Di samping itu, hubungan diplomatik dengan berbagai kekuatan global, seperti Amerika Serikat, Cina, dan negara-negara tetangga juga perlu terus dibina dengan bijak, tanpa harus condong ke salah satu blok.
Pengalaman kebijakan luar negeri Indonesia selama ini sangat ditentukan oleh pertimbangan pertahanan, keamanan, dan geopolitik. Kedekatan pemerintahan Sukarno kepada Uni Soviet (Rusia) dan China berkebalikan dengan orientasi pemerintahan Suharto terhadap AS.
Kemampuan Indonesia bersikap netral dan menjaga hubungan baik dengan semua pihak menjadi kunci Indonesia untuk memastikan dukungan politik dan militer manakala diperlukan. Netralitas kebijakan luar negeri Indonesia dapat dilihat pada pemerintahan paska-reformasi 1998, walau masih condong ke AS.
Pada pemerintahan Susilo Bambang Yudhoyono (SBY) Â dan Joko "Jokowi" Widodo, pola kedekatan ke AS semakin berkurang dengan munculnya China melalui kebijakan Belt and Road Initiative (BRI).
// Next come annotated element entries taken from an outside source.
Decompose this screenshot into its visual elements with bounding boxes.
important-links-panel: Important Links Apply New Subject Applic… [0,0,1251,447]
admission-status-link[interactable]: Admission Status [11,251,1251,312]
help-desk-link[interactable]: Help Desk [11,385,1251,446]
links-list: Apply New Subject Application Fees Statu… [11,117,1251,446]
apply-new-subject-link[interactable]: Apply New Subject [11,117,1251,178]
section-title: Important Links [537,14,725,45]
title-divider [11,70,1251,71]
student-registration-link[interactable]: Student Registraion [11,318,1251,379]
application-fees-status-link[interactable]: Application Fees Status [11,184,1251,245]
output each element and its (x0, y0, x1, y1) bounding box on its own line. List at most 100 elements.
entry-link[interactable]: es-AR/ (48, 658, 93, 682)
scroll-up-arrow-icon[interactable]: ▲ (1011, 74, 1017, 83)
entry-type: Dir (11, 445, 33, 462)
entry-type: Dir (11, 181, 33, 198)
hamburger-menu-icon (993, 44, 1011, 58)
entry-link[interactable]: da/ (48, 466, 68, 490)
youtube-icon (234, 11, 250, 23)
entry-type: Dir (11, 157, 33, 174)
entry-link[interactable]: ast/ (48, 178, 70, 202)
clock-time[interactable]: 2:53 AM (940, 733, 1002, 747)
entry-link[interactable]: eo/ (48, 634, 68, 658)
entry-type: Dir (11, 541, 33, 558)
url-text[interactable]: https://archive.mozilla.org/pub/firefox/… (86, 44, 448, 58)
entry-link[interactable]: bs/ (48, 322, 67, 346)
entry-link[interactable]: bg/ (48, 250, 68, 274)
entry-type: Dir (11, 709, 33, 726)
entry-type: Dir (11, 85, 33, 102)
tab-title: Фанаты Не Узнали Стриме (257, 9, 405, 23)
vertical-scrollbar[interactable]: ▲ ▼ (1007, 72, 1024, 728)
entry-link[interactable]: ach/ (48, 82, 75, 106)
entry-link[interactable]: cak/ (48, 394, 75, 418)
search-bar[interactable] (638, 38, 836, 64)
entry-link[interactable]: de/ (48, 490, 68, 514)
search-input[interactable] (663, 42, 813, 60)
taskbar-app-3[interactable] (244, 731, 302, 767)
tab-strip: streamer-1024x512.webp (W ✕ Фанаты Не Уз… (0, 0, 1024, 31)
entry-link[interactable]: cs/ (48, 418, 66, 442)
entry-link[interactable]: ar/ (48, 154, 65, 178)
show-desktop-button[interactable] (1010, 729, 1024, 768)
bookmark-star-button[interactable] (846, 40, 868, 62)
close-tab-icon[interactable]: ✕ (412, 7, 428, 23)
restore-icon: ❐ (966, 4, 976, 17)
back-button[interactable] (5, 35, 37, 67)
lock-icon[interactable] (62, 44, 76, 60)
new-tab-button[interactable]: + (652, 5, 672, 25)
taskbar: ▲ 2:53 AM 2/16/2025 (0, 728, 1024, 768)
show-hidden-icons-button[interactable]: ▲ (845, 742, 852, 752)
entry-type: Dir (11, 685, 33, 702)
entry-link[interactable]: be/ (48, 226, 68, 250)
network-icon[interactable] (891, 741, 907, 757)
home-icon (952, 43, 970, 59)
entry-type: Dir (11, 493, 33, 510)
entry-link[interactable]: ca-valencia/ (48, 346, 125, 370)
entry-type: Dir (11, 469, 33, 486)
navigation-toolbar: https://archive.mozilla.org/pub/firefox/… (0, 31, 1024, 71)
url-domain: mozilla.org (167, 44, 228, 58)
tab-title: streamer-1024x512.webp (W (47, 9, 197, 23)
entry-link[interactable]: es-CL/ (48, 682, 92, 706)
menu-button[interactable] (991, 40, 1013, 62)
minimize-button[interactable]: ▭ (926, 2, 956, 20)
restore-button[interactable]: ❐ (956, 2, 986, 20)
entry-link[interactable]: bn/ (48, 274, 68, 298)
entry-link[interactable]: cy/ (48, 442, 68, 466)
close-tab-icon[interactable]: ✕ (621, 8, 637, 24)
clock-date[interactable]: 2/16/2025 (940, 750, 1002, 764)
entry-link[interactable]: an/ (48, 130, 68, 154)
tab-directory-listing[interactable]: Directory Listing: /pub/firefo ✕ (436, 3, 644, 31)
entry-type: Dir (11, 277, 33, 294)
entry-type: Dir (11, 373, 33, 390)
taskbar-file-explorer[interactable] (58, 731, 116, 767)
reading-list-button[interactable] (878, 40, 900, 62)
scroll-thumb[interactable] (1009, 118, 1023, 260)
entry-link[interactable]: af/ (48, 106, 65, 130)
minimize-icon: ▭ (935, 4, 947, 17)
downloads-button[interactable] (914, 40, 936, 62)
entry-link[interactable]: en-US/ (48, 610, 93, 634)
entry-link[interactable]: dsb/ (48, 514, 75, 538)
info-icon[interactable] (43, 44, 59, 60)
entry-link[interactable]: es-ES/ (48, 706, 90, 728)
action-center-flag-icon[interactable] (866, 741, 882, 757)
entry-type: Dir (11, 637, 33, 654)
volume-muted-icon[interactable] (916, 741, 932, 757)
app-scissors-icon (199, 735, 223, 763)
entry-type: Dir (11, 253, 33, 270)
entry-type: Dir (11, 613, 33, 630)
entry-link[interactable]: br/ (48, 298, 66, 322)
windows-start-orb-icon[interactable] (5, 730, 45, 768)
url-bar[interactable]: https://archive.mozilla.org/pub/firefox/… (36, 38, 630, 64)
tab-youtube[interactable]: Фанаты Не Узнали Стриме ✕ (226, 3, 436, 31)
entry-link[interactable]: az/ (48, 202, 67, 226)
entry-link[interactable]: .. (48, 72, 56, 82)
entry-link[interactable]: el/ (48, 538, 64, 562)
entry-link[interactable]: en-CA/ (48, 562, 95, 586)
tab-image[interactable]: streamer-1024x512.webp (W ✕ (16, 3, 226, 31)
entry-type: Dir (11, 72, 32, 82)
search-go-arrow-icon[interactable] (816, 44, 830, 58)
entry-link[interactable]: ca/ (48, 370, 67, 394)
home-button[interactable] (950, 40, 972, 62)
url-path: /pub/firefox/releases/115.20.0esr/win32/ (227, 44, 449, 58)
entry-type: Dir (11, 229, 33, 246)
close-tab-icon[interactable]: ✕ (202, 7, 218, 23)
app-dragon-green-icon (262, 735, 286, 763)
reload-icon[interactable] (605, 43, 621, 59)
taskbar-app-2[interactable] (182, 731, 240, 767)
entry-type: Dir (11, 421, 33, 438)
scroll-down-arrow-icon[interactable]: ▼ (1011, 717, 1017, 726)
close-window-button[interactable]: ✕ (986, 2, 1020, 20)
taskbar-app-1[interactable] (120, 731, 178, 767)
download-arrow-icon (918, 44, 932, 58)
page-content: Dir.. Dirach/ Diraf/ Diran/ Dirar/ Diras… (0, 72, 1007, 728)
Walaupun sering menjadi perdebatan, namun Indonesia tampaknya masih mendekat ke AS dalam kebijakan pertahanan-keamanan dan geopolitik. Sebaliknya, kedekatan Indonesia ke China lebih pada pertimbangan ekonomi atau geoekonomi.
Tantangan
Dengan menghitung kedua hal di atas, ada beberapa tantangan besar yang mungkin dihadapi calon presiden terpilih dalam 5 tahun mendatang. Tantangan eksternal, seperti perang dagang dan resesi ekonomi global yang berimbas ke berbagai sektor, termasuk industri pertahanan dalam negeri.
Krisis Taiwan dan semakin meningkatnya asertivitas Cina yang berpotensi memanas-manasi konflik di Laut Cina Utara dan Selatan. Kedua tantangan itu menjadi tantangan serius bagi ketiga capres.
Termasuk di dalamnya adalah pengaruh perang Rusia-Ukraina, berbagai krisis itu menghadirkan dilema bagi politik luar negeri Indonesia dalam tarikan persaingan kepentingan AS dan China atau Rusia di Indo-Pasifik, khususnya Asia Tenggara.
Isu-isu kemanusiaan juga meminta perhatian ketiga capres. Diplomasi kuasa lunak (soft power diplomacy) juga perlu mendapat perhatian dari ketiga capres 2024. Krisis kesehatan global, pangan, energi, bencana alam akibat perubahan iklim dan isu lainnya  menuntut kerjasama internasional.
Dengan beragam dinamika tersebut, figur presiden yang tegas, memiliki visi jauh ke depan, dan kemampuan diplomatik tinggi sangat dibutuhkan untuk memandu Indonesia melewati badai geopolitik dan geoekonomi di kawasan.